I remained pensive as I turned away from their surreptitious, hidden laughters; my head on the edges of the table, my nerves galvanising  my system, my voice tied to the looser ends of my tattered shoes. 

I was the girl, I was that person.

This impelled me to run, and in my mind I was running across the Seven Seas; the lushest and most verdant African plains, or high up to the incessant whiffs of clouds. 

And in a microscopic breath of a moment, 

Gravity decided to ram me back, head-first, into the core of this measely Earth. 

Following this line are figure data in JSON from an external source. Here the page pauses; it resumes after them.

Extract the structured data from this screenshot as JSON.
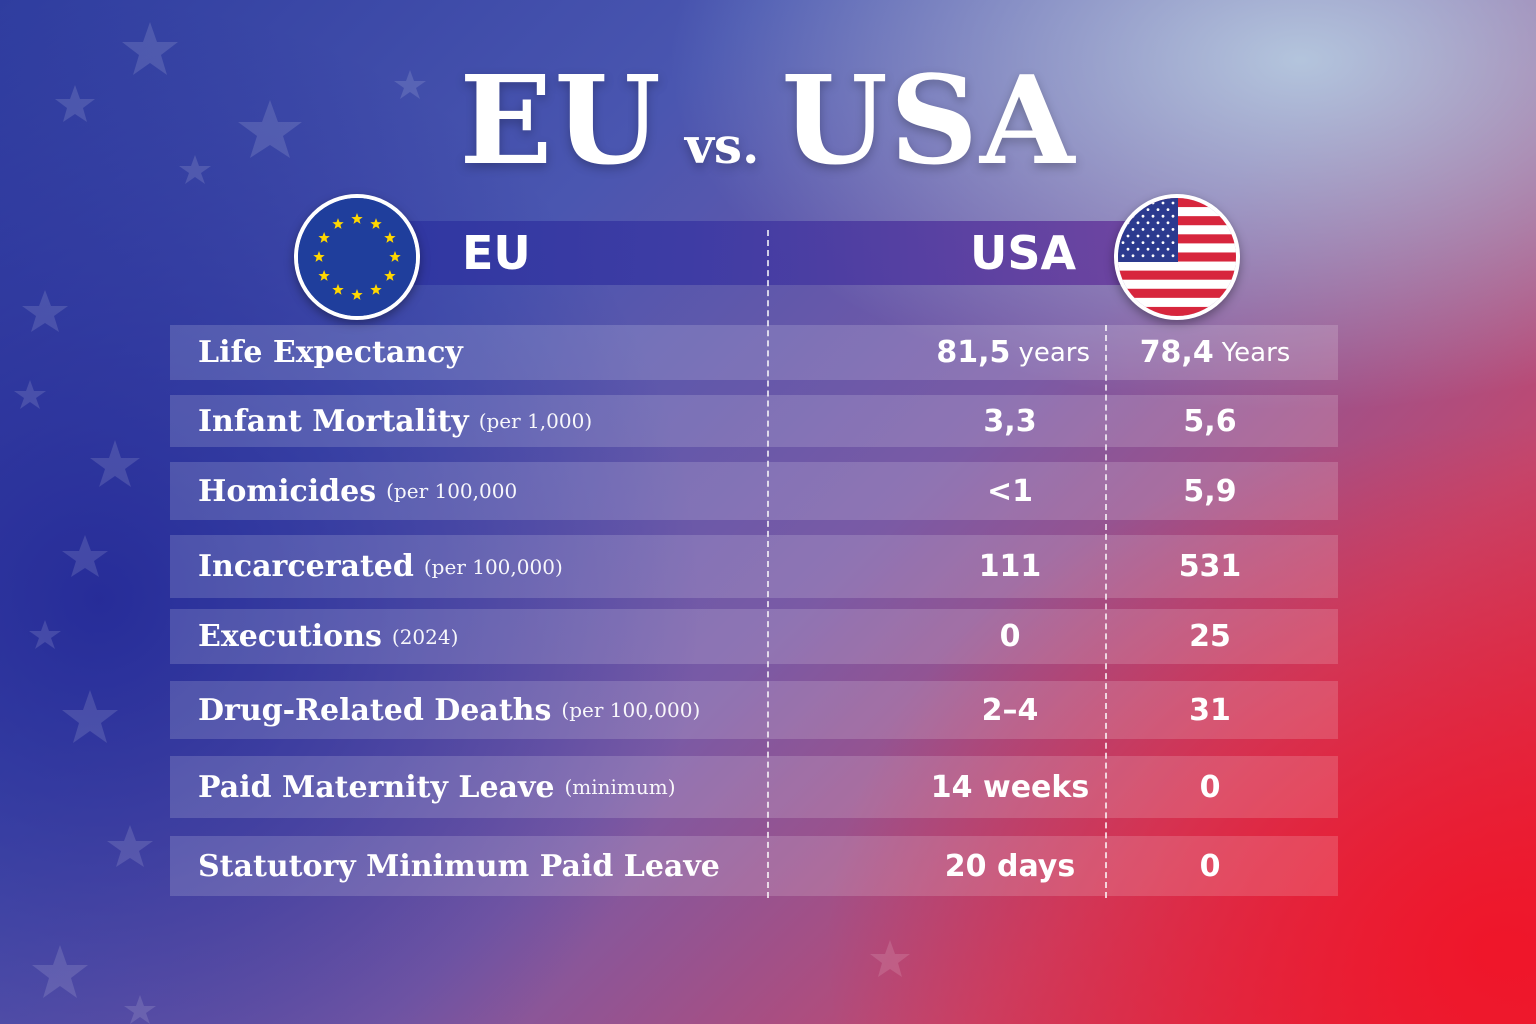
{
  "title": {
    "left": "EU",
    "vs": "vs.",
    "right": "USA"
  },
  "header": {
    "eu_label": "EU",
    "usa_label": "USA",
    "eu_flag_icon": "eu-flag-icon",
    "usa_flag_icon": "us-flag-icon"
  },
  "rows": [
    {
      "label": "Life Expectancy",
      "note": "",
      "eu": "81,5",
      "eu_unit": "years",
      "usa": "78,4",
      "usa_unit": "Years"
    },
    {
      "label": "Infant Mortality",
      "note": "(per 1,000)",
      "eu": "3,3",
      "usa": "5,6"
    },
    {
      "label": "Homicides",
      "note": "(per 100,000",
      "eu": "<1",
      "usa": "5,9"
    },
    {
      "label": "Incarcerated",
      "note": "(per 100,000)",
      "eu": "111",
      "usa": "531"
    },
    {
      "label": "Executions",
      "note": "(2024)",
      "eu": "0",
      "usa": "25"
    },
    {
      "label": "Drug-Related Deaths",
      "note": "(per 100,000)",
      "eu": "2–4",
      "usa": "31"
    },
    {
      "label": "Paid Maternity Leave",
      "note": "(minimum)",
      "eu": "14 weeks",
      "usa": "0"
    },
    {
      "label": "Statutory Minimum Paid Leave",
      "note": "",
      "eu": "20 days",
      "usa": "0"
    }
  ],
  "colors": {
    "eu_blue": "#1f3e9c",
    "eu_star": "#ffd700",
    "us_red": "#d7263d",
    "us_blue": "#2b3a8f"
  }
}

And in a microscopic breath of a moment,

I was reminded of the ornery whites and their preposterous postulations; I was reminded of the scent of scarlet red and pastel yellow that trailed behind me as I meandered across corridors; I was reminded of the ghastly mask I am obligated to stitch on the outline of my jaw; I was reminded of the exoteric barbs and insolence that I was slapped across with; I was reminded of the scars that I had to willingly stamp on my forehead and on the nape of my neck as my chest was exposed; I was reminded of the mountains I could not mount and the hills that I could; 

And in that micrscopic breath of a moment,

I was reminded of everything else that I wasn’t. 


The colour of your skin does not define the validation of your existence or the extent of your beauty; self-worth — treasure that.